3.1. Sociabilidade, amigos e família

Se o capital social é um efeito decorrente da participação dos agentes sociais em redes de sociabilidade, ou seja configuração relacionais onde as interacções não buscam explicitamente mais do que a manutenção das próprias relações, importa reconstruir esses importantes contextos de participação social das famílias e indivíduos. Exactamente porque são esses os contextos relacionais de onde podem emergir as relações de solidariedade, dádiva e apoio que concretizam o capital social real.
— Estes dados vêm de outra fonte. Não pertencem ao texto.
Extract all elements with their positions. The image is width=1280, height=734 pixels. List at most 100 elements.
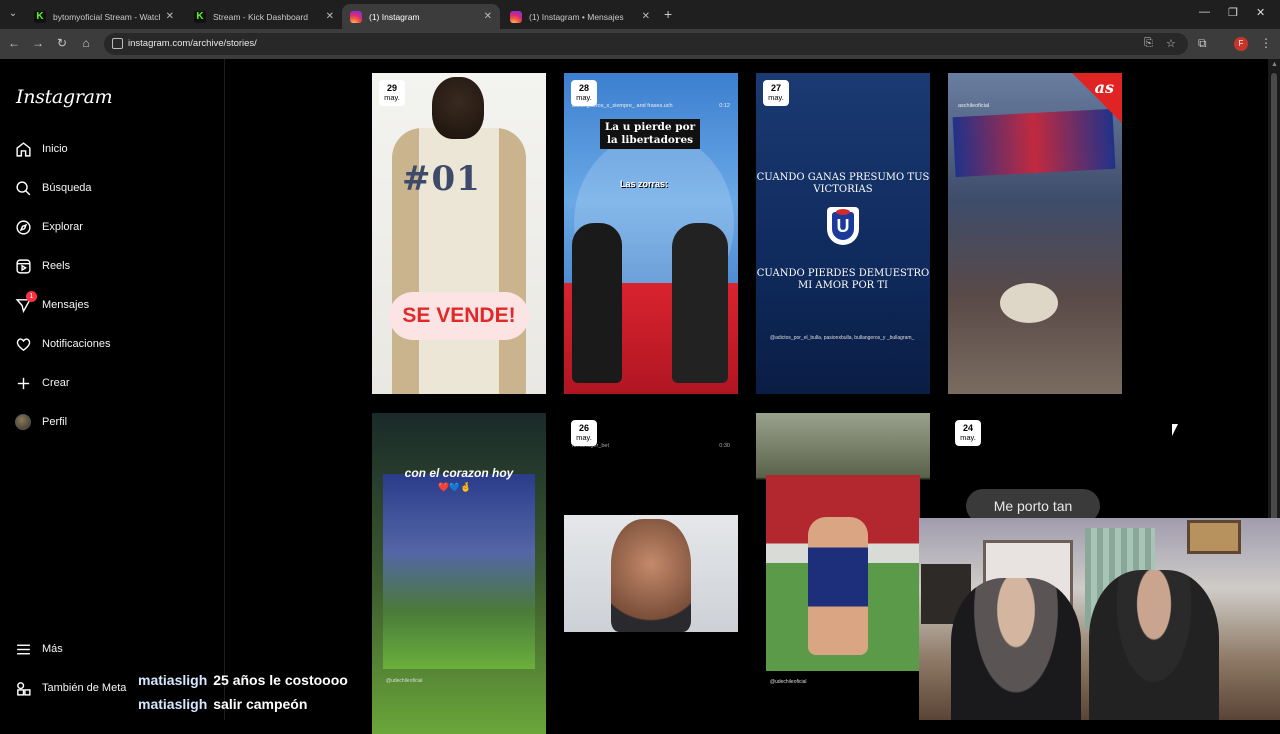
sidebar-item-reels[interactable]: Reels xyxy=(14,252,70,280)
story-account: aschileoficial xyxy=(958,103,990,109)
story-thumbnail[interactable]: #01 SE VENDE! 29 may. xyxy=(372,73,546,394)
sidebar-item-explorar[interactable]: Explorar xyxy=(14,213,83,241)
person-graphic xyxy=(572,223,622,383)
sidebar-item-label: Notificaciones xyxy=(42,338,111,350)
tab-instagram-messages[interactable]: (1) Instagram • Mensajes ✕ xyxy=(502,4,658,29)
compass-icon xyxy=(14,218,32,236)
date-day: 24 xyxy=(962,423,973,433)
menu-kebab-icon[interactable]: ⋮ xyxy=(1260,36,1272,50)
sidebar-item-notificaciones[interactable]: Notificaciones xyxy=(14,330,110,358)
forward-icon[interactable]: → xyxy=(30,36,46,50)
tab-search-icon[interactable]: ⌄ xyxy=(4,6,22,22)
sidebar-item-label: Explorar xyxy=(42,221,83,233)
story-title: La u pierde por la libertadores xyxy=(600,119,700,149)
date-month: may. xyxy=(768,93,784,102)
minimize-icon[interactable]: — xyxy=(1199,6,1210,18)
hamburger-menu-icon xyxy=(14,640,32,658)
sidebar-item-inicio[interactable]: Inicio xyxy=(14,135,68,163)
home-button-icon[interactable]: ⌂ xyxy=(78,36,94,50)
sidebar-item-perfil[interactable]: Perfil xyxy=(14,408,67,436)
tab-title: (1) Instagram xyxy=(369,11,420,22)
kick-favicon-icon: K xyxy=(34,10,46,23)
restore-icon[interactable]: ❐ xyxy=(1228,6,1238,19)
browser-tabbar: ⌄ K bytomyoficial Stream - Watch l ✕ K S… xyxy=(0,0,1280,29)
scroll-up-icon[interactable]: ▲ xyxy=(1271,61,1278,68)
date-month: may. xyxy=(576,93,592,102)
tab-kick-dashboard[interactable]: K Stream - Kick Dashboard ✕ xyxy=(186,4,342,29)
instagram-favicon-icon xyxy=(350,10,362,23)
scrollbar-thumb[interactable] xyxy=(1271,73,1277,593)
story-thumbnail[interactable]: con el corazon hoy ❤️💙🤞 @udechileoficial xyxy=(372,413,546,734)
sidebar-item-label: Crear xyxy=(42,377,70,389)
sidebar-item-busqueda[interactable]: Búsqueda xyxy=(14,174,92,202)
home-icon xyxy=(14,140,32,158)
avatar xyxy=(15,414,31,430)
date-badge: 27 may. xyxy=(763,80,789,106)
bookmark-star-icon[interactable]: ☆ xyxy=(1166,37,1176,50)
jacket-number-graphic: #01 xyxy=(402,159,481,199)
story-bottom-text: CUANDO PIERDES DEMUESTRO MI AMOR POR TI xyxy=(756,268,930,291)
close-icon[interactable]: ✕ xyxy=(166,11,174,22)
instagram-logo[interactable]: Instagram xyxy=(16,86,113,108)
story-overlay-text: SE VENDE! xyxy=(389,292,529,340)
close-window-icon[interactable]: ✕ xyxy=(1256,6,1265,19)
tab-title: Stream - Kick Dashboard xyxy=(213,11,308,22)
profile-icon xyxy=(14,413,32,431)
profile-avatar[interactable]: F xyxy=(1234,37,1248,51)
date-month: may. xyxy=(960,433,976,442)
cap-graphic xyxy=(1000,283,1058,323)
story-text: con el corazon hoy xyxy=(404,466,514,480)
story-duration: 0:12 xyxy=(719,103,730,109)
sidebar-item-label: Perfil xyxy=(42,416,68,428)
sidebar-item-meta[interactable]: También de Meta xyxy=(14,674,126,702)
reload-icon[interactable]: ↻ xyxy=(54,36,70,50)
streamer-graphic xyxy=(951,578,1081,720)
mouse-cursor-icon xyxy=(1172,424,1178,436)
chat-message: matiasligh 25 años le costoooo xyxy=(138,668,348,692)
address-bar[interactable]: instagram.com/archive/stories/ ⎘ ☆ xyxy=(104,33,1188,55)
player-graphic xyxy=(808,517,868,655)
browser-toolbar: ← → ↻ ⌂ instagram.com/archive/stories/ ⎘… xyxy=(0,29,1280,59)
story-footer: @udechileoficial xyxy=(386,678,423,684)
streamer-graphic xyxy=(1089,570,1219,720)
close-icon[interactable]: ✕ xyxy=(326,11,334,22)
story-thumbnail[interactable]: fumanager_bet 0:30 26 may. xyxy=(564,413,738,734)
back-icon[interactable]: ← xyxy=(6,36,22,50)
extensions-icon[interactable]: ⧉ xyxy=(1198,36,1207,51)
picture-frame-graphic xyxy=(1187,520,1241,554)
install-app-icon[interactable]: ⎘ xyxy=(1144,37,1153,50)
sidebar-item-label: Búsqueda xyxy=(42,182,92,194)
story-thumbnail[interactable]: bullangueros_x_siempre_ and frases.uch 0… xyxy=(564,73,738,394)
sidebar-item-label: También de Meta xyxy=(42,682,127,694)
tab-kick-stream[interactable]: K bytomyoficial Stream - Watch l ✕ xyxy=(26,4,182,29)
date-month: may. xyxy=(384,93,400,102)
chat-text: salir campeón xyxy=(213,696,308,712)
sidebar-item-label: Inicio xyxy=(42,143,68,155)
sidebar-item-mas[interactable]: Más xyxy=(14,635,63,663)
close-icon[interactable]: ✕ xyxy=(484,11,492,22)
as-logo: as xyxy=(1094,78,1114,97)
tab-instagram[interactable]: (1) Instagram ✕ xyxy=(342,4,500,29)
story-subtitle: Las zorras: xyxy=(620,179,669,189)
plus-icon xyxy=(14,374,32,392)
story-thumbnail[interactable]: as aschileoficial xyxy=(948,73,1122,394)
sidebar-item-mensajes[interactable]: 1 Mensajes xyxy=(14,291,89,319)
chat-username: matiasligh xyxy=(138,672,208,688)
sidebar-item-crear[interactable]: Crear xyxy=(14,369,70,397)
search-icon xyxy=(14,179,32,197)
story-thumbnail[interactable]: @udechileoficial xyxy=(756,413,930,734)
stream-chat-overlay: matiasligh 25 años le costoooo matiasligh… xyxy=(138,668,348,716)
webcam-overlay xyxy=(919,518,1280,720)
date-day: 27 xyxy=(770,83,781,93)
notification-badge: 1 xyxy=(26,291,37,302)
date-badge: 26 may. xyxy=(571,420,597,446)
site-info-icon[interactable] xyxy=(112,38,123,49)
model-head-graphic xyxy=(432,77,484,139)
sidebar-item-label: Más xyxy=(42,643,63,655)
story-thumbnail[interactable]: CUANDO GANAS PRESUMO TUS VICTORIAS CUAND… xyxy=(756,73,930,394)
story-emoji: ❤️💙🤞 xyxy=(438,482,472,492)
new-tab-icon[interactable]: + xyxy=(664,6,672,22)
close-icon[interactable]: ✕ xyxy=(642,11,650,22)
person-graphic xyxy=(611,519,691,632)
story-footer: @udechileoficial xyxy=(770,679,807,685)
As relações de sociabilidade tornaram-se objecto de questionamento sociológico através do trabalho de Simmel (1997 [1911], sobre a Geselligkeit, ou sociabilidade, definidas como a forma por excelência da existência social, liberta de todo o conteúdo que não o seu valor em si (Bidart 1988). Esta temática teve algum seguimento, nomeadamente através dos estudos sobre os meios urbanos e seus protagonistas, levados a cabo pela escola de Chicago (por exemplo: Park, Burgess & McKenzie 1925; Wirth 1938; Hughes 1958). A maioria das investigações, quer da escola de Chicago, quer de outras orientações teóricas, centrou-se na análise das relações de vizinhança (Davis, B. B. Gardner & M. R. Gardner 1941; Caplow & Forman 1950; Gans 1967), de amizade (Paine 1969 & 1970; Allan 1979) e familiares (Dotson 1951; Bott 1971 [1957]; Young & Willmott 1987 1957 ; Babchuk 1965).

Simmel (1997 [1911] & 1955 [1908 & 1922]), ao pensar a sociabilidade quase como uma forma lúdica de associação livre,126 tende-a a pensar como um contexto de igualdade livre de interferências materiais, desigualdades sociais e poupado às fricções relacionais da vida quotidiana, já que não adjectivado ou qualificado segundo outros interesses que não os de estar junto (sem fim ulterior). A sociabilidade seria, assim, enquanto forma de interacção justa e baseada na equivalência entre elementos nela participantes, “a relation which is, so to speak, nothing but relationship, in which even that which is otherwise a pure form of interactions is its own self-sufficient content” (Simmel 1997 [1911]: 127).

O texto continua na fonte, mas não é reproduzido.